Some pictures that I took last night, before the rain.



The veggie patch. On the left, from nearest to furthest: sweetpea canes, over-wintered endive lettuces, beetroot (grown mostly for leaves), peas, strange random leafy vegetable (that was supposed to be rocket but isn't and has come up again from what I failed to dig out last year when I cleared the ground), spinach; behind the spinach are rows of salad leaves, heritage carrots, rainbow chard and spinach; raspberry canes; various fruit bushes and rhubarb, and right at the back of the patch, runner bean canes. And then on the right, from furthest to nearest: peas under fleece; supports for yellow climbing beans, flowering asparagus, rows of parsnip seedlings; supports for borlotti beans (looking very sad at the moment; I think they are shocked by cold), and membrane laid down ready for squash, sweetcorn and tomatoes.

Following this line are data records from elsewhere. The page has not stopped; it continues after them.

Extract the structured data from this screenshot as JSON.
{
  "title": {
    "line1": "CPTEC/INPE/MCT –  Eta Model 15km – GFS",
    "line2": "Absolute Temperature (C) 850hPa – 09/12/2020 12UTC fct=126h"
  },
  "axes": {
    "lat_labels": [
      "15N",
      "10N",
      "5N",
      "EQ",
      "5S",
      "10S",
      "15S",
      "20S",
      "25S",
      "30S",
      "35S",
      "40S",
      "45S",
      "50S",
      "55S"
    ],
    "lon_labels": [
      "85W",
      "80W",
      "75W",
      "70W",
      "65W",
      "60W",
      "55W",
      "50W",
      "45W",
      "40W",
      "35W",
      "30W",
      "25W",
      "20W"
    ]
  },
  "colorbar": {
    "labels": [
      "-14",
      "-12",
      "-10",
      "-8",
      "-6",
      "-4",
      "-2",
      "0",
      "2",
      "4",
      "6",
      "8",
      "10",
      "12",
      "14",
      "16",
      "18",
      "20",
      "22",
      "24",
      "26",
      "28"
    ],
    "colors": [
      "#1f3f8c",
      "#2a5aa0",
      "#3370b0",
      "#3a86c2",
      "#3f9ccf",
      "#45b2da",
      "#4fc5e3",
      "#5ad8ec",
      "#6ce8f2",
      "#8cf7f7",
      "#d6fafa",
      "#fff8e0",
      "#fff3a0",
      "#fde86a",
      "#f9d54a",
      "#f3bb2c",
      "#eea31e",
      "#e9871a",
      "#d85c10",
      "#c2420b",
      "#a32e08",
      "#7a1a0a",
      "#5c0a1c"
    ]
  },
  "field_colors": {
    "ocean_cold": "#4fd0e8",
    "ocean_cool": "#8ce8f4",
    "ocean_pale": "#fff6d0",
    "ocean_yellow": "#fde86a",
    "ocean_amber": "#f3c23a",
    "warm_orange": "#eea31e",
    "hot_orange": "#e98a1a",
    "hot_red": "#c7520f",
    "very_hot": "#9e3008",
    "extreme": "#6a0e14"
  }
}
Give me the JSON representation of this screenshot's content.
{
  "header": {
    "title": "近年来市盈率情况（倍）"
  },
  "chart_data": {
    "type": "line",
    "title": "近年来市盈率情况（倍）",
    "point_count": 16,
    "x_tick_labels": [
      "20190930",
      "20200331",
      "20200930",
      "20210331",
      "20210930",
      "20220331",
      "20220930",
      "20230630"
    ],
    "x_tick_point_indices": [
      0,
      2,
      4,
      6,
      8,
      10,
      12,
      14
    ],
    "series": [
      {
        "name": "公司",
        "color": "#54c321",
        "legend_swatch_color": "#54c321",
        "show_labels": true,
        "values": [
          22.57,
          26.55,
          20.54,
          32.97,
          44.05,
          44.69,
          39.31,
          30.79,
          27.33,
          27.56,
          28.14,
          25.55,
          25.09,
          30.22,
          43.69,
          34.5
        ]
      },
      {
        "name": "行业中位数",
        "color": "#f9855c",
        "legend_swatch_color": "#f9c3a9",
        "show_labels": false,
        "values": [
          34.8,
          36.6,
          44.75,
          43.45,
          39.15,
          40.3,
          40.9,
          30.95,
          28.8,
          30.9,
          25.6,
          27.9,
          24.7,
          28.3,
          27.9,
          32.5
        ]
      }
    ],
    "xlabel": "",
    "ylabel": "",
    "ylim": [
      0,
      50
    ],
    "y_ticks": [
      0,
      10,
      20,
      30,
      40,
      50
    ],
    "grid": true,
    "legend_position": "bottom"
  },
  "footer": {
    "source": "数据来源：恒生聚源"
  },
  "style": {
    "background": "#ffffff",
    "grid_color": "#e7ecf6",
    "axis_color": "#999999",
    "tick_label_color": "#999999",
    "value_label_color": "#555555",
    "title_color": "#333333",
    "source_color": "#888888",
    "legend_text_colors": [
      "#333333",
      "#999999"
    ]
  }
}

The flower bed above my courtyard. Lavender, sweetpeas, catmint, geraniums, and pots of various spring bulbs that are dying back.



The path from the courtyard up to the garden, with snaking hose that I was using to water the veggies with last night.



Flowers in the courtyard, and the beans waiting to be planted. I am particularly happy with the way the clematis in the pot is scrambling up into the yew tree and pyracanthus and am really looking forward to it flowering; last year it had amazing white blooms, blousey and elaborate, like old-fashioned ballgowns. I love my aquilegia too.